An Iraqi chemical attack on an enclave of Shiite dissidents has killed or injured hundreds, if not thousands, of civilians and troops, according to unconfirmed reports Friday.

The reports of a chemical weapons attack this past week came indirectly from people fleeing across the Iraq-Iran border, a British lawmaker active on behalf of the Shiites, and an Iraqi dissident group.

The British Foreign Office said it had not received independent confirmation of an attack but it “viewed the reports with great concern given the past experience of the Iraqi regime.”


Iraq has used chemical weapons against its rebel Kurds and in its 1980-88 war against Iran.

The country’s southern marshlands are home to many of the Shiite Muslims whose uprising against Saddam Hussein after the 1991 Gulf War was brutally crushed.
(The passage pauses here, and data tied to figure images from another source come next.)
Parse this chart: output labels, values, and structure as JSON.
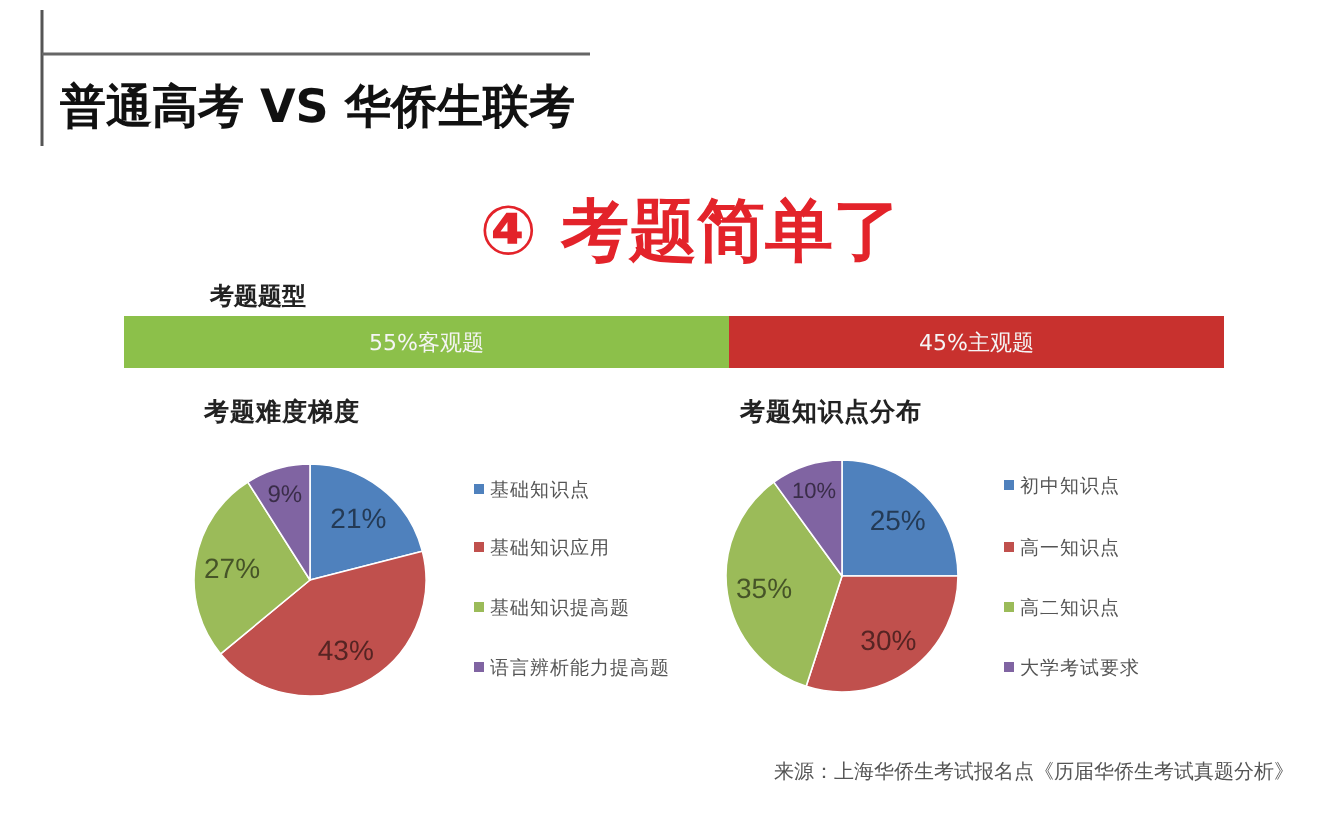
{
  "chart_data": [
    {
      "type": "other",
      "title": "普通高考 VS 华侨生联考",
      "subtitle": "④ 考题简单了"
    },
    {
      "type": "bar",
      "title": "考题题型",
      "orientation": "horizontal",
      "stacked": true,
      "categories": [
        null
      ],
      "xlim": [
        0,
        100
      ],
      "series": [
        {
          "color": "#8cc04a",
          "values": [
            55
          ],
          "value_labels": [
            "55%客观题"
          ]
        },
        {
          "color": "#c8312e",
          "values": [
            45
          ],
          "value_labels": [
            "45%主观题"
          ]
        }
      ]
    },
    {
      "type": "pie",
      "title": "考题难度梯度",
      "categories": [
        "基础知识点",
        "基础知识应用",
        "基础知识提高题",
        "语言辨析能力提高题"
      ],
      "values": [
        21,
        43,
        27,
        9
      ],
      "value_labels": [
        "21%",
        "43%",
        "27%",
        "9%"
      ],
      "colors": [
        "#4f81bd",
        "#c0504d",
        "#9bbb59",
        "#8064a2"
      ],
      "legend": "right"
    },
    {
      "type": "pie",
      "title": "考题知识点分布",
      "categories": [
        "初中知识点",
        "高一知识点",
        "高二知识点",
        "大学考试要求"
      ],
      "values": [
        25,
        30,
        35,
        10
      ],
      "value_labels": [
        "25%",
        "30%",
        "35%",
        "10%"
      ],
      "colors": [
        "#4f81bd",
        "#c0504d",
        "#9bbb59",
        "#8064a2"
      ],
      "legend": "right",
      "annotations": [
        "来源：上海华侨生考试报名点《历届华侨生考试真题分析》"
      ]
    }
  ]
}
The area falls within a “no-fly” zone patrolled by U.S. and other Western aircraft and established to protect the dissidents from aerial attacks. But ground assaults on the rebels continue.

In Washington, acting State Department spokesman David Johnson said he had no independent confirmation of the report.

The London spokesman for an Iraqi opposition group based in Iran claimed at least 2,000 fatalities and casualties from the attack.

But a British official said he believed that it is unlikely that chemical weapons were used, although he added that it is possible a chemical called white phosphorus may have been used.


“It . . . is not classified by us as a chemical weapon, though it can be pretty nasty,” the official said.

He added that U.N. weapons monitors had destroyed all Iraq’s known nerve gas by last March and have nearly destroyed all its stocks of mustard gas. They could not, however, be sure Iraq had declared all its chemical weapons for destruction.